4. Gaia          Constructora S.A.S., se pronunció a través de su          representante legal indicando que «[l]a          presente acción, en resumen, trata enrostrar situaciones          personales y sentimentales en cabeza del accionante, que escapan en          un todo a las consecuencias de la actuación judicial          desplegada, y que dichos motivos jamás tendrán          relevancia constitucional (…).          Lo otro, es que la discusión planteada por el accionante          pretende hacer ver, la obligación que tenía la          sociedad en notificar a través de la dirección física          y no electrónica (…),          desconoc[iendo]          la          posibilidad de utilización de los medios electrónicos          otorgados por la misma ley»,          y bajo esos términos se opuso a la procedencia de la          salvaguarda pedida.  

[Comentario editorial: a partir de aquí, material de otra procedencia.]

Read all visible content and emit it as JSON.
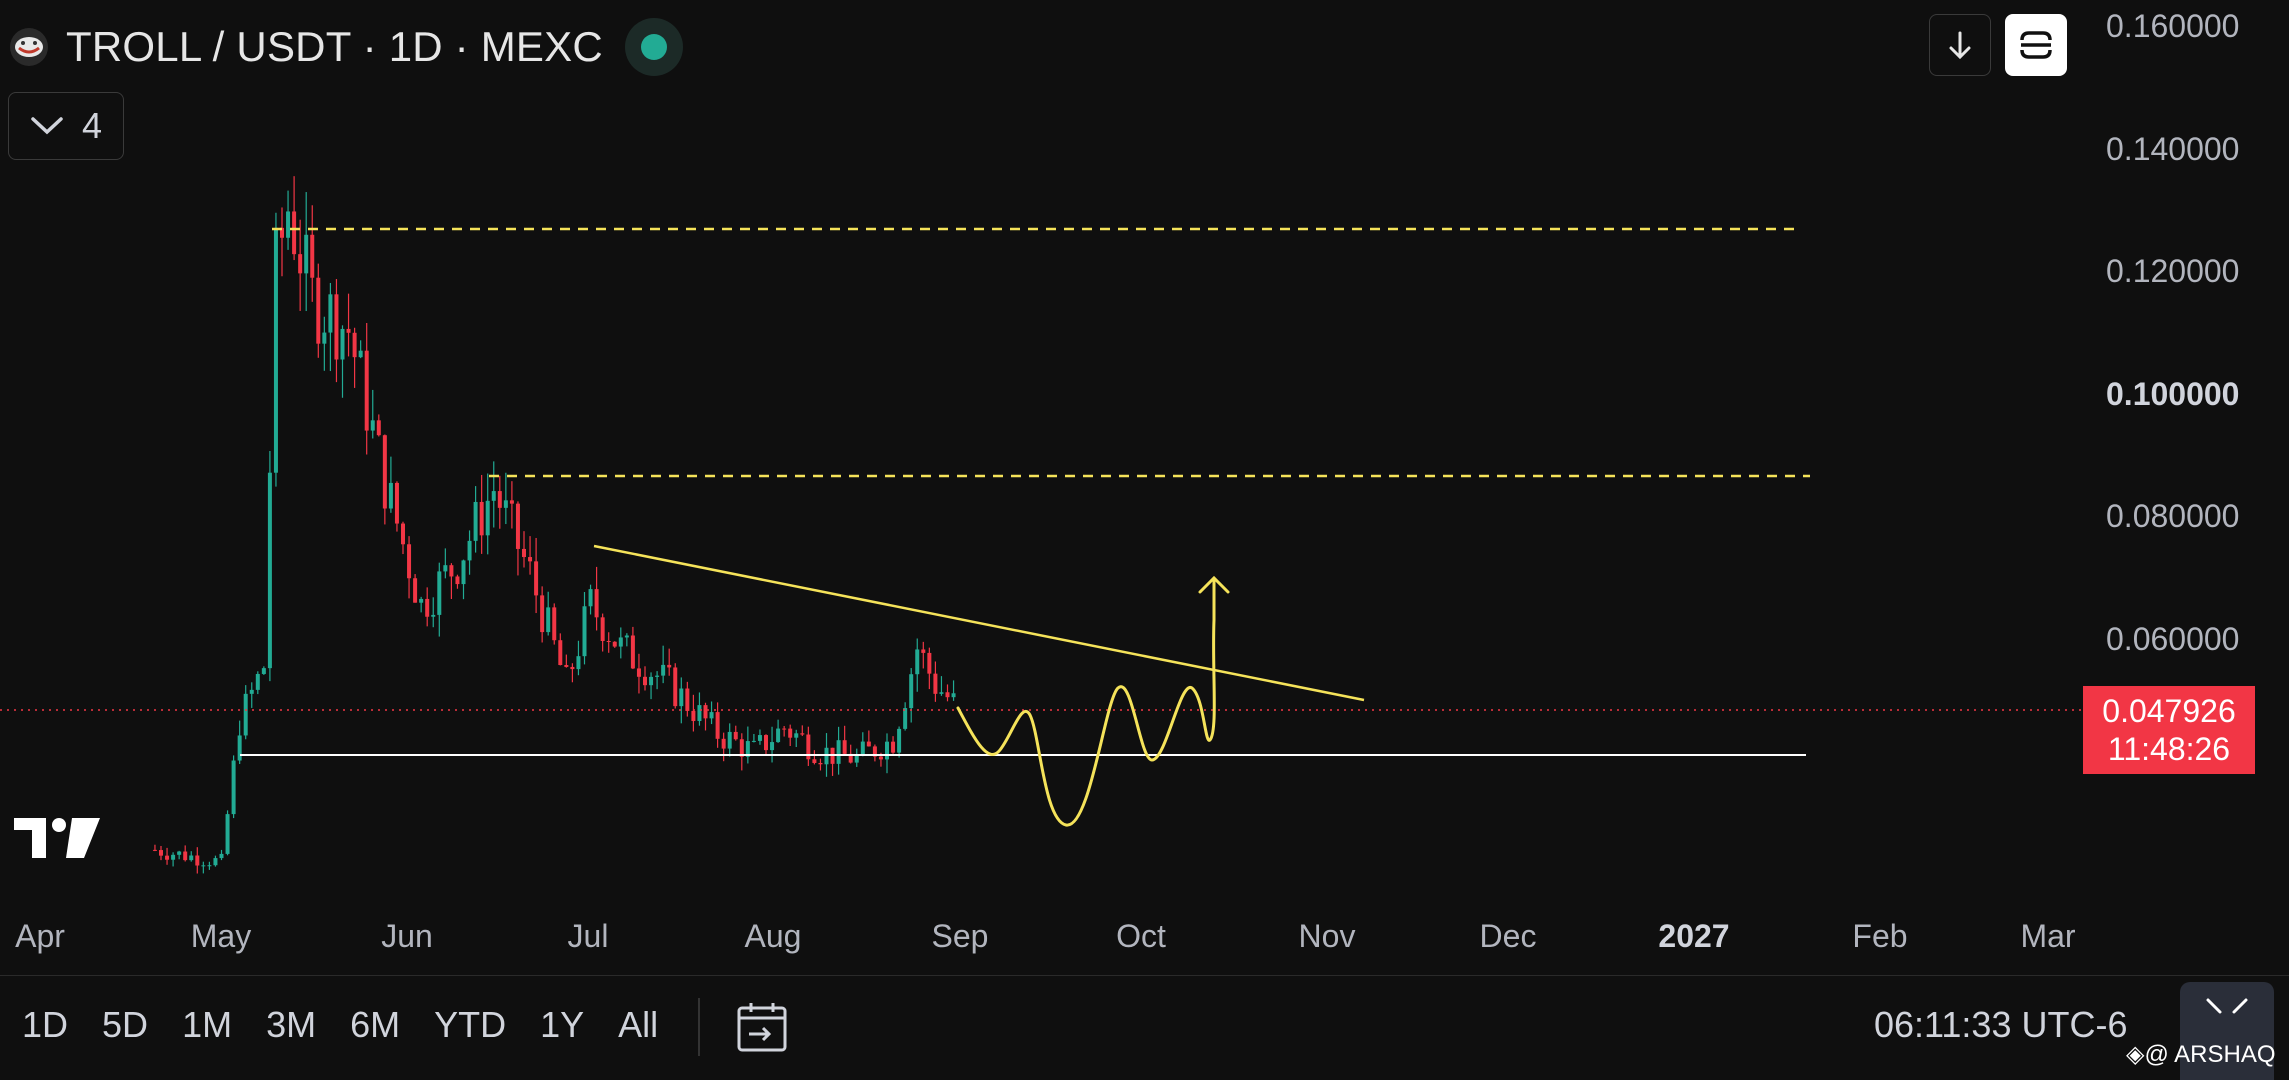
{
  "header": {
    "title": "TROLL / USDT · 1D · MEXC",
    "indicators_count": "4"
  },
  "colors": {
    "background": "#0f0f0f",
    "candle_up": "#22ab94",
    "candle_down": "#f23645",
    "drawing_yellow": "#f5e35a",
    "support_line": "#ffffff",
    "price_tag": "#f23645"
  },
  "icons": {
    "symbol": "troll-face-icon",
    "status": "market-open-dot-icon",
    "collapse": "chevron-down-icon",
    "download": "arrow-down-icon",
    "snapshot": "screenshot-icon",
    "logo": "tradingview-logo-icon",
    "date_range": "calendar-range-icon",
    "fullscreen": "fullscreen-icon"
  },
  "price_axis": {
    "labels": [
      "0.160000",
      "0.140000",
      "0.120000",
      "0.100000",
      "0.080000",
      "0.060000"
    ],
    "bold_label": "0.100000"
  },
  "current_price": {
    "value": "0.047926",
    "countdown": "11:48:26"
  },
  "time_axis": {
    "labels": [
      "Apr",
      "May",
      "Jun",
      "Jul",
      "Aug",
      "Sep",
      "Oct",
      "Nov",
      "Dec",
      "2027",
      "Feb",
      "Mar"
    ],
    "bold_label": "2027"
  },
  "footer": {
    "ranges": [
      "1D",
      "5D",
      "1M",
      "3M",
      "6M",
      "YTD",
      "1Y",
      "All"
    ],
    "clock": "06:11:33 UTC-6",
    "credit": "◈@ ARSHAQ"
  },
  "chart_data": {
    "type": "candlestick",
    "symbol": "TROLL / USDT",
    "interval": "1D",
    "exchange": "MEXC",
    "ylim": [
      0.02,
      0.16
    ],
    "x_range": [
      "2026-04-01",
      "2027-03-31"
    ],
    "current_price": 0.047926,
    "closes_approx": [
      {
        "date": "2026-04-20",
        "value": 0.025
      },
      {
        "date": "2026-05-01",
        "value": 0.023
      },
      {
        "date": "2026-05-04",
        "value": 0.046
      },
      {
        "date": "2026-05-08",
        "value": 0.055
      },
      {
        "date": "2026-05-10",
        "value": 0.12
      },
      {
        "date": "2026-05-12",
        "value": 0.13
      },
      {
        "date": "2026-05-16",
        "value": 0.115
      },
      {
        "date": "2026-05-22",
        "value": 0.11
      },
      {
        "date": "2026-05-28",
        "value": 0.085
      },
      {
        "date": "2026-06-03",
        "value": 0.065
      },
      {
        "date": "2026-06-09",
        "value": 0.072
      },
      {
        "date": "2026-06-15",
        "value": 0.084
      },
      {
        "date": "2026-06-21",
        "value": 0.07
      },
      {
        "date": "2026-06-27",
        "value": 0.052
      },
      {
        "date": "2026-07-01",
        "value": 0.065
      },
      {
        "date": "2026-07-06",
        "value": 0.058
      },
      {
        "date": "2026-07-14",
        "value": 0.052
      },
      {
        "date": "2026-07-22",
        "value": 0.044
      },
      {
        "date": "2026-07-28",
        "value": 0.041
      },
      {
        "date": "2026-08-02",
        "value": 0.045
      },
      {
        "date": "2026-08-08",
        "value": 0.041
      },
      {
        "date": "2026-08-14",
        "value": 0.04
      },
      {
        "date": "2026-08-20",
        "value": 0.043
      },
      {
        "date": "2026-08-24",
        "value": 0.058
      },
      {
        "date": "2026-08-27",
        "value": 0.052
      },
      {
        "date": "2026-08-31",
        "value": 0.0479
      }
    ],
    "drawings": {
      "resistance_1": 0.1265,
      "resistance_2": 0.0865,
      "support": 0.0417,
      "descending_trendline": [
        {
          "date": "2026-07-05",
          "value": 0.0743
        },
        {
          "date": "2026-11-06",
          "value": 0.0485
        }
      ],
      "projected_path_end": 0.068
    }
  }
}
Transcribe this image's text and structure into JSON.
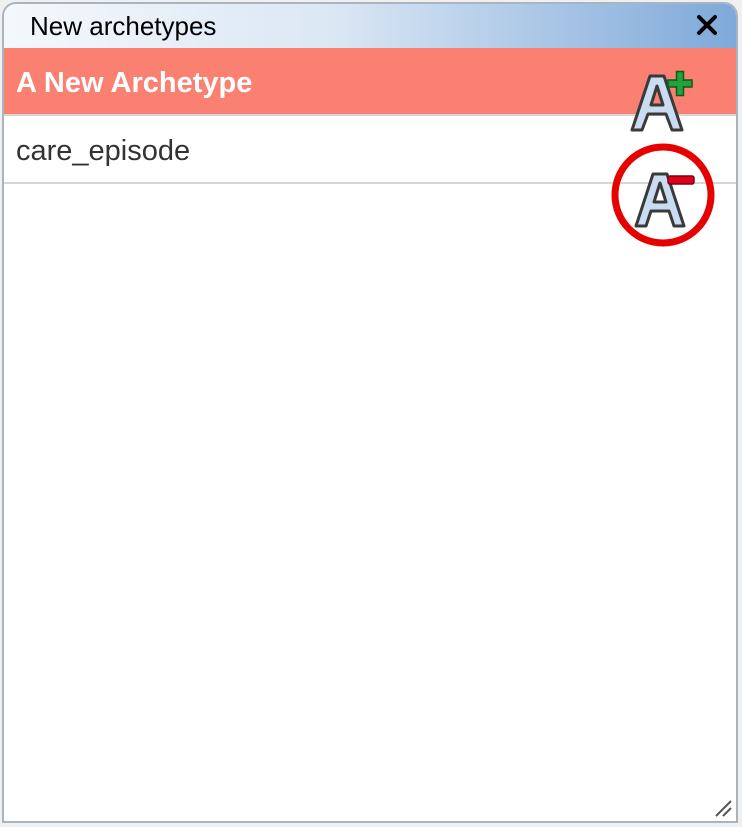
{
  "window": {
    "title": "New archetypes"
  },
  "controls": {
    "close_icon": "close-icon",
    "add_icon": "add-archetype-icon",
    "remove_icon": "remove-archetype-icon"
  },
  "list": {
    "items": [
      {
        "label": "A New Archetype",
        "selected": true
      },
      {
        "label": "care_episode",
        "selected": false
      }
    ]
  },
  "colors": {
    "selected_row": "#fa8072",
    "highlight_circle": "#e60000",
    "add_sign": "#1fa33a",
    "remove_sign": "#e0001b"
  }
}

FALLO  DE PRIMERA INSTANCIA  

El  tribunal a  quo negó  el auxilio deprecado, tras considerar que, «al  auscultar el proceder de los Juzgados que conforman el extremo  accionado con ocasión del proceso ejecutivo que originó  la acción tuitiva, la Colegiatura advierte que las  providencias se emitieron mediando motivación razonable,  sustentada en normativa vigente y realizando una hermenéutica  procesal aceptable.  Nótese que el punto de la notificación  realizada al correo electrónico señalado alguna vez por  el aquí afectado, con la constancia de envío respectiva  por el mismo sistema de confirmación de recibo, se admitió  a la sazón de una argumentación que emerge razonable.  (…)  En  tal criterio, no es el escenario tuitivo el mecanismo para restarle  validez a providencias que se hallen debidamente motivadas en  determinada posición jurídica. Y no basta con que el  juez constitucional opte por una determinada postura en prevalencia  de otra, como lo pretende el accionante».  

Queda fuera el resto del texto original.